Last month, before comments closed on the proposed captive breeding project, Jasper hiking guide, school teacher and owner of High Sights Guiding, Jo Nadeau, suggested that there ought to be more creative solutions offered to continue the practice of outfitting in the Tonquin. Instead of pitting trail users and outfitters against Parks Canada, Nadeau offered ideas to collaborate: on helicopter flights, stewardship projects and citizen science initiatives, for example.
“I keep a glimmer of hope that Parks Canada and Jasper National Park will listen to the constructive voices of those who care about the legacy of the Tonquin Valley outfitters and find a creative solution to allow the infrastructure and the experience to remain for future generations,” Nadeau said.

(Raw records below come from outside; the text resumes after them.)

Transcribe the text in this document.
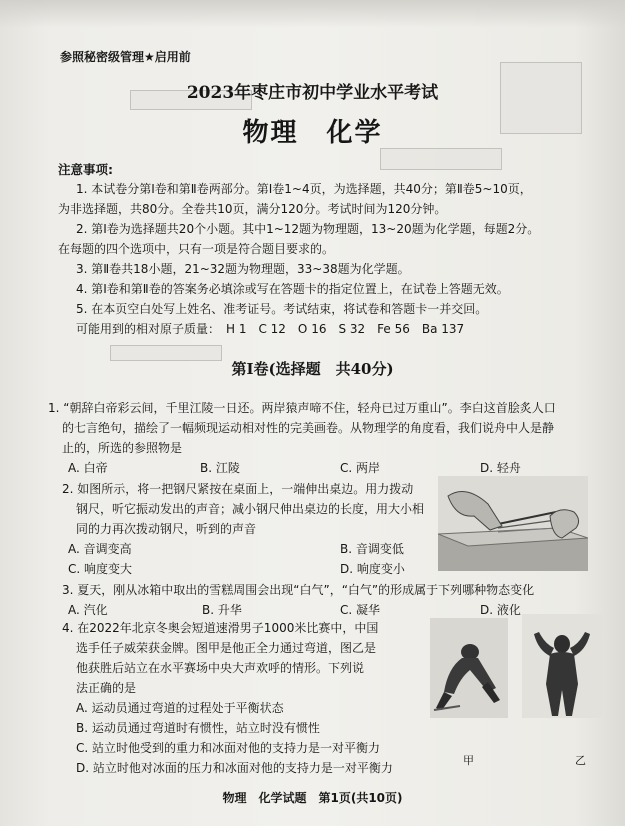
参照秘密级管理★启用前
2023年枣庄市初中学业水平考试
物理　化学
注意事项:

1. 本试卷分第Ⅰ卷和第Ⅱ卷两部分。第Ⅰ卷1~4页，为选择题，共40分；第Ⅱ卷5~10页，

为非选择题，共80分。全卷共10页，满分120分。考试时间为120分钟。

2. 第Ⅰ卷为选择题共20个小题。其中1~12题为物理题，13~20题为化学题，每题2分。

在每题的四个选项中，只有一项是符合题目要求的。

3. 第Ⅱ卷共18小题，21~32题为物理题，33~38题为化学题。

4. 第Ⅰ卷和第Ⅱ卷的答案务必填涂或写在答题卡的指定位置上，在试卷上答题无效。

5. 在本页空白处写上姓名、准考证号。考试结束，将试卷和答题卡一并交回。

可能用到的相对原子质量：　H 1　C 12　O 16　S 32　Fe 56　Ba 137

第Ⅰ卷(选择题　共40分)

1. “朝辞白帝彩云间，千里江陵一日还。两岸猿声啼不住，轻舟已过万重山”。李白这首脍炙人口

的七言绝句，描绘了一幅频现运动相对性的完美画卷。从物理学的角度看，我们说舟中人是静

止的，所选的参照物是

A. 白帝	B. 江陵	C. 两岸	D. 轻舟

2. 如图所示，将一把钢尺紧按在桌面上，一端伸出桌边。用力拨动

钢尺，听它振动发出的声音；减小钢尺伸出桌边的长度，用大小相

同的力再次拨动钢尺，听到的声音

A. 音调变高	B. 音调变低
C. 响度变大	D. 响度变小

3. 夏天，刚从冰箱中取出的雪糕周围会出现“白气”，“白气”的形成属于下列哪种物态变化

A. 汽化	B. 升华	C. 凝华	D. 液化

4. 在2022年北京冬奥会短道速滑男子1000米比赛中，中国

选手任子威荣获金牌。图甲是他正全力通过弯道，图乙是

他获胜后站立在水平赛场中央大声欢呼的情形。下列说

法正确的是

A. 运动员通过弯道的过程处于平衡状态

B. 运动员通过弯道时有惯性，站立时没有惯性

C. 站立时他受到的重力和冰面对他的支持力是一对平衡力

D. 站立时他对冰面的压力和冰面对他的支持力是一对平衡力

甲	乙
物理　化学试题　第1页(共10页)
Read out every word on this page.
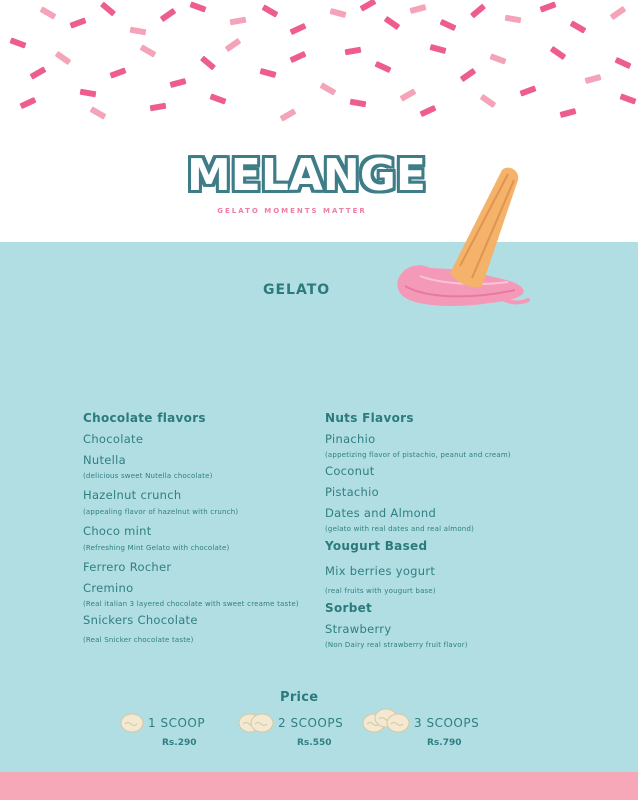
MELANGE
GELATO MOMENTS MATTER
GELATO
Chocolate flavors
Chocolate
Nutella
(delicious sweet Nutella chocolate)
Hazelnut crunch
(appealing flavor of hazelnut with crunch)
Choco mint
(Refreshing Mint Gelato with chocolate)
Ferrero Rocher
Cremino
(Real italian 3 layered chocolate with sweet creame taste)
Snickers Chocolate
(Real Snicker chocolate taste)
Nuts Flavors
Pinachio
(appetizing flavor of pistachio, peanut and cream)
Coconut
Pistachio
Dates and Almond
(gelato with real dates and real almond)
Yougurt Based
Mix berries yogurt
(real fruits with yougurt base)
Sorbet
Strawberry
(Non Dairy real strawberry fruit flavor)
Price
1 SCOOP
Rs.290
2 SCOOPS
Rs.550
3 SCOOPS
Rs.790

In early August, with the beat of helicopter blades crescendoing over Maccarib Pass, Kable and Sara Kongsrud, who had owned and operated Tonquin Valley Outfitters since 1991, were running on adrenaline. Just one hour earlier, a radio call had come in from Parks Canada. If the Konsgruds wanted their gear flown out of the valley, now was the time. A machine was being contracted for nearby trail work, and there would be no other opportunity for helicopter-assisted freighting.
Overcome with emotion, but desperate to salvage something from their hard-earned assets, the couple, along with a handful of friends, scrambled to drag their camp’s heaviest, saleable items—row boats, a washing machine, chainsaws, mattresses and more—into the meadow beside Amethyst Lake.
“You can’t imagine the pain of these two as they raced around camp, selecting items for the flights out,” said Klettl.
One, panic-stricken hour and three flights later, there was silence in the valley. Kable and Sara looked around, trying to find the words to say a final goodbye—to their outfitting lifestyle, to the history of horse-packing in the valley and to all that goes with it: the cinnamon buns, the fishing derbies, the communal meals, the cribbage games, the cast iron pans, the cowboy coffee.
Time will tell if the day comes when caribou come back to the Tonquin Valley. As for the horses, the wranglers, the skiers, the outfitters and their guests, those days are gone.